El bicentenario del fallecimiento de Napoleón I, ocurrido el 5 de mayo de 1821 en la isla de Santa Elena, ha dado lugar a múltiples conmemoraciones iniciadas desde hace un mes y que culminarán con una misa en mayo en el cementerio de los Inválidos, donde se encuentran sus restos. A pesar de la admiración que inspira el emperador, se prevé una asistencia reducida a causa de la pandemia, aunque no faltarán los políticos, quienes aprovecharán para hacer su propaganda electoral, encabezados por el actual presidente de Francia.
Cierto, la figura de Napoleón sigue suscitando admiración, cuando no fanatismo. Para buena parte de los ciudadanos franceses, la época vivida durante el mando del general y emperador es la era gloriosa de la grandeza de Francia. Así, hablan de sus batallas y triunfos bélicos con tanta pasión como nostalgia. No faltan quienes parecieran vivirlas cuando las recuerdan.
Vida y campañas de Napoleón Bonaparte inspiran a los más grandes escritores del siglo XIX. Para comenzar, a la generación cuyos padres fueron soldados y héroes del general, cónsul y emperador, como Alejandro Dumas y Víctor Hugo. Los lectores de Los miserables pueden recordar las noches en vela de Marius Pontmercy leyendo los relatos de las hazañas napoleónicas. Balzac pone en escena a Napoleón I y a Fouché, jefe de la policía, en Un asunto tenebroso. Chateaubriand no oculta su obsesión por este caudillo que cambió la historia de Europa y otras partes del mundo. En La guerra y la paz, Tolstoi construye su gran fresco de la guerra de Rusia contra Napoleón. Nerval se pregunta, acaso ya rodeado por las sombras de la muerte, qué significan las últimas palabras de Bonaparte al morir. Con su elegante ligereza espiritual, Stendhal sitúa frente al espejo a Julien Sorel imitando los gestos de Napoleón cuando prepara sus conquistas, mientras se propone la misma estrategia para conquistar a Louise de Rênal. Con esa misma ligereza, Fabrizio del Dongo atravesará la batalla de Waterloo sin verla, como no puede ver que Clelia lo ama cegado por su propio amor.
Cierto, también existen los detractores de Napoleón. A un extremo, los partidarios de la monarquía, los legitimistas, quienes lo llaman El Usurpador. Al otro extremo, quienes lo consideran un traidor a la revolución de 1789. Pierre Larousse, partidario ultrarrepublicano, en la ficha sobre el general Bonaparte de su famoso Diccionario, redactará: “Bonaparte, general muerto en 1804”, cuando se hace nombrar emperador de Francia.

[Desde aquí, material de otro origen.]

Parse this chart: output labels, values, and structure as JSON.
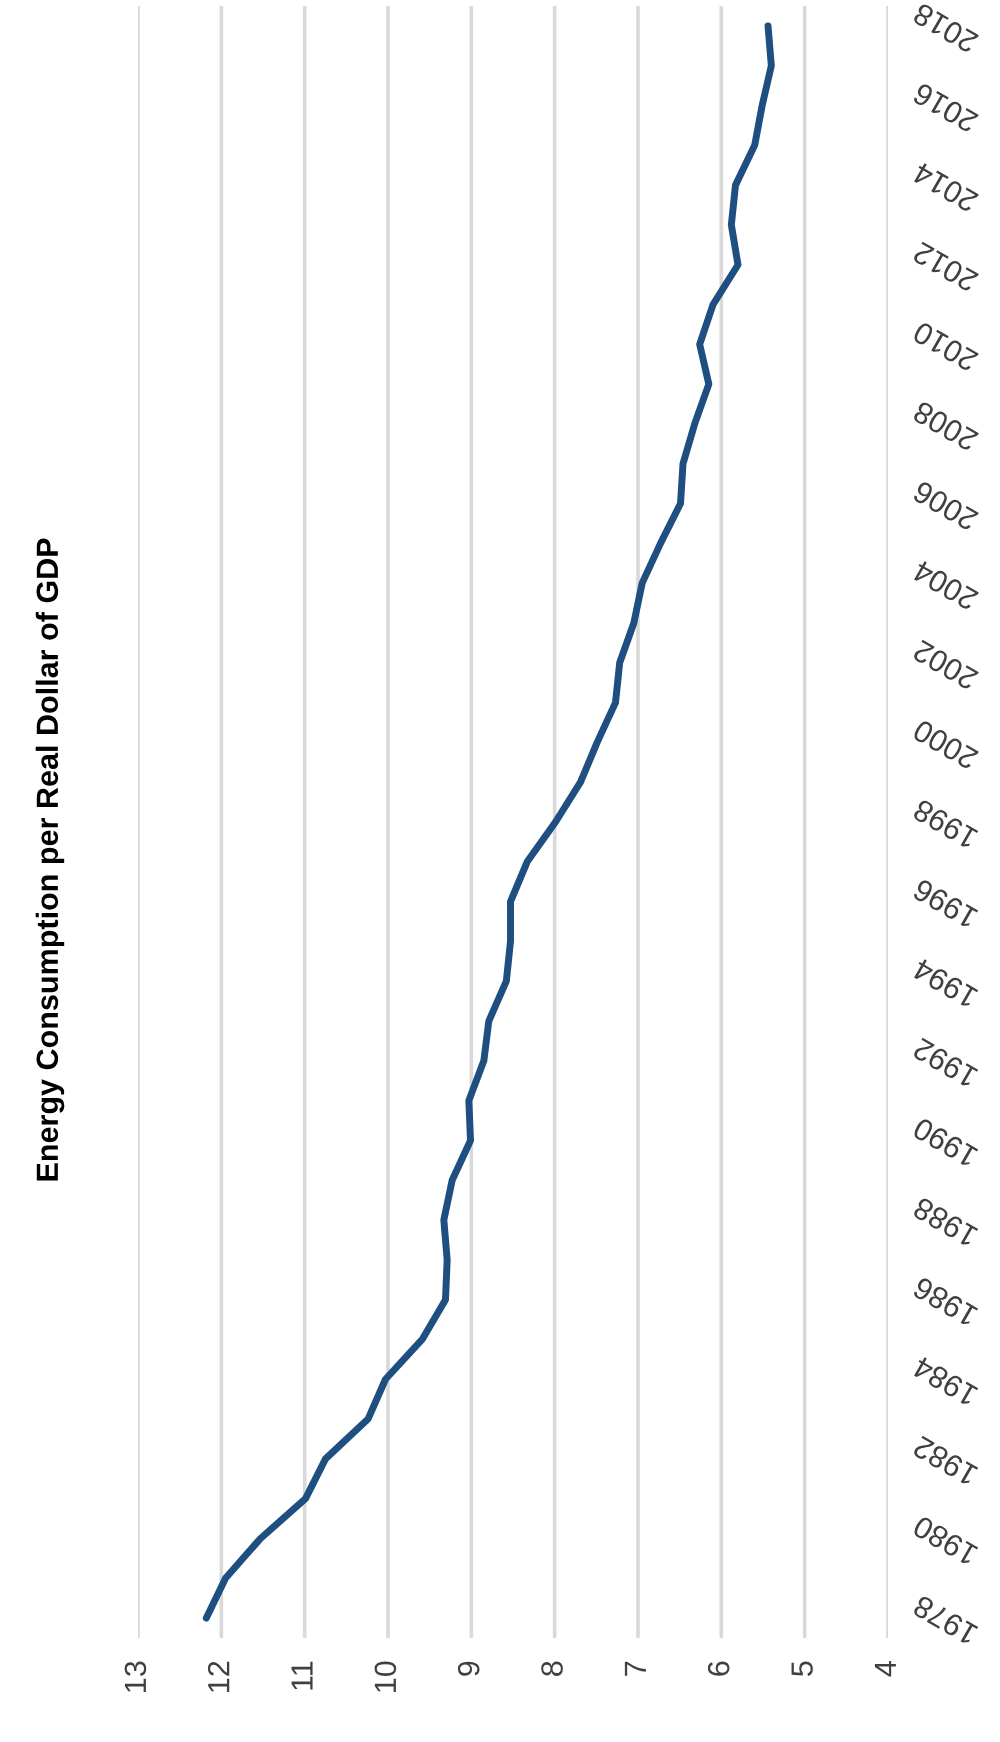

Por o contra, este personaje histórico, sobre quien no cesan de aparecer libros de todo género, sigue desatando pasiones. Si bien hay personas que se limitan a evocar con añoranza su existencia, hay a quienes el culto a la personalidad de Napoleón provoca accesos de megalomanía, una de los primeros síntomas de la esquizofrenia. Por ventura, un impulso limitado a manifestaciones inconsecuentes como puede ser la mano apoyada contra el tórax. Personalmente, me tocó ver a un ex presidente mexicano en esta actitud al mirar hacia el domo de los Inválidos. Por desdicha, existen también quienes se toman por el emperador en persona. En general, habitan en un hospital siquiátrico. Así, no falta un Napoleón en un manicomio que se respete. El desaparecido manicomio Floresta podía enorgullecerse de tener dos Napoleones. Gracias a su último dueño, el doctor Alfonso Millán, tuve la oportunidad de hablar con los dos presuntos emperadores. Cada uno trataba al otro de “usurpador”, “traidor”, “impostor”, dándome las razones de la sinrazón que a sus razones se hacían para convencerme de ser el “verdadero” Napoleón, escapado de Santa Elena y por el momento en el Floresta, donde se esconde de enemigos ingleses y austriacos. Sus argumentos eran tan convincentes que no era posible poner en duda su identidad. Si Nerval creía platicar con Luis XIII o Richelieu, ¿por qué no hubiese podido yo hablar con Napoleón I, emperador de Francia?